Миссис Мейрик не произнесла ни слова, а просто поцеловала Майру в лоб.

– Она настоящая жемчужина, никакая грязь к ней не пристала, – заключила миссис Мейрик, когда вечером, уединившись с Дерондой в маленькой гостиной, чрезвычайно живо поведала ему историю Майры.

– А что вы думаете о поисках ее матери? – спросил Даниэль. – Не боитесь? Честно говоря, я опасаюсь.

– О, полагаю, что ее мать хорошая женщина, – решительно ответила миссис Мейрик. – Или была хорошей. Боюсь, что она умерла. Но в ее добродетели не сомневайтесь хотя бы потому, что отец оказался негодяем. Откуда в ребенке такое душевное благородство?

Ответ разочаровал Деронду: он желал услышать подтверждение собственному суждению, и потому начал искать поводы для сомнений. Аргумент в пользу матери мог не относиться к брату – с этим утверждением миссис Мейрик согласилась, заметив, что брат вполне мог вырасти мерзким подобием отца. Что касается объявлений, то если фамилия брата и матери Коэн, с таким же успехом можно дать объявление о розыске двух терьеров, но при этом никак их не описать. Тут миссис Мейрик заметила, что в беседе с Майрой упомянула об этом способе, но бедная девочка пришла в ужас и возразила, что отец непременно увидит объявление: он внимательно читает газеты. Разумеется, существовали и другие способы. Можно было, например, нанять сыщиков, занимающихся поиском пропавших людей. И все же Деронда хотел убедить миссис Мейрик, что лучше подождать, чем получить сомнительный, если не откровенно печальный, результат, тем более что на следующей неделе он собирался на пару месяцев отправиться за границу.

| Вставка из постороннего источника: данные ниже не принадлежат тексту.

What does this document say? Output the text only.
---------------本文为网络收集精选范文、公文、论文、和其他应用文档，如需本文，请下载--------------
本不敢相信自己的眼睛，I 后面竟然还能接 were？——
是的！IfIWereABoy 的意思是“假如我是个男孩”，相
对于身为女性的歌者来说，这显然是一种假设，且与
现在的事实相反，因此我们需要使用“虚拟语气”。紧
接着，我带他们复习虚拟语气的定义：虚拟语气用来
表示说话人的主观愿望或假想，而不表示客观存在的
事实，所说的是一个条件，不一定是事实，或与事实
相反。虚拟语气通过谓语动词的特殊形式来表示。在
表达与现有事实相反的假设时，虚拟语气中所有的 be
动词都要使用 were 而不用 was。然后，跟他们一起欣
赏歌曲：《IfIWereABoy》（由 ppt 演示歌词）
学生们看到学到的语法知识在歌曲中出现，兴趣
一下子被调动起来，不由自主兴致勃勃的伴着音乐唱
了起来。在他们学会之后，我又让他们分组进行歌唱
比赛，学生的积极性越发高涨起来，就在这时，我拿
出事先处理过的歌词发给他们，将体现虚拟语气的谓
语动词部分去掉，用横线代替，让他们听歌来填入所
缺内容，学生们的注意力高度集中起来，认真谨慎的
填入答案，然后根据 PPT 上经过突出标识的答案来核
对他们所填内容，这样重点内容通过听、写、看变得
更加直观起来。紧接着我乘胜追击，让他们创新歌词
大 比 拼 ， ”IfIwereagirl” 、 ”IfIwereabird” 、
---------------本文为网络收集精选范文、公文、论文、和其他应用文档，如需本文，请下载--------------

Если же начнется поиск, ему придется остаться, чтобы миссис Мейрик не пришлось в одиночестве разбираться с последствиями, если она по доброте своей продолжит присматривать за Майрой.

– Мы очень расстроимся, если кто-то попытается отнять ее у нас, – ответила миссис Мейрик. – Девочка останется под крышей моего дома; комната Ганса прекрасно ей подойдет.

– Но согласится ли она ждать? – с тревогой спросил Деронда.

– Здесь проблем не возникнет. Майра привыкла беспрекословно подчиняться. Только подумайте, как она слушалась отца! Сама не может понять, как у нее хватило сил убежать от него. А что касается поисков матери, то единственное, на что она способна, – это верить. Поскольку вы посланы во спасение, а мы встретили ее добром, то она поверит, что мать найдется таким же чудесным способом. Когда ее слушаешь, становится ясно, что в душе она еще совершенный ребенок.

Деронда передал миссис Мейрик небольшую сумму денег на нужды Майры, но хозяйка дома ее сочла избыточной. Она была уверена, что, немного отдохнув, Майра скорее всего захочет сама зарабатывать на жизнь, как это делали ее дочери. Деронда горячо возразил, что бедняжка нуждается в длительном отдыхе.

– О, конечно! – согласилась миссис Мейрик. – Торопить события я не собираюсь. Можете не волноваться: мы позаботимся, чтобы девочка ни в чем не нуждалась. Если оставите свой заграничный адрес, то я непременно напишу, как мы живем. Будет несправедливо держать вас в неведении о результате вашего доброго поступка. К тому же мне приятно думать, что я стараюсь не только ради Майры, но и ради вас.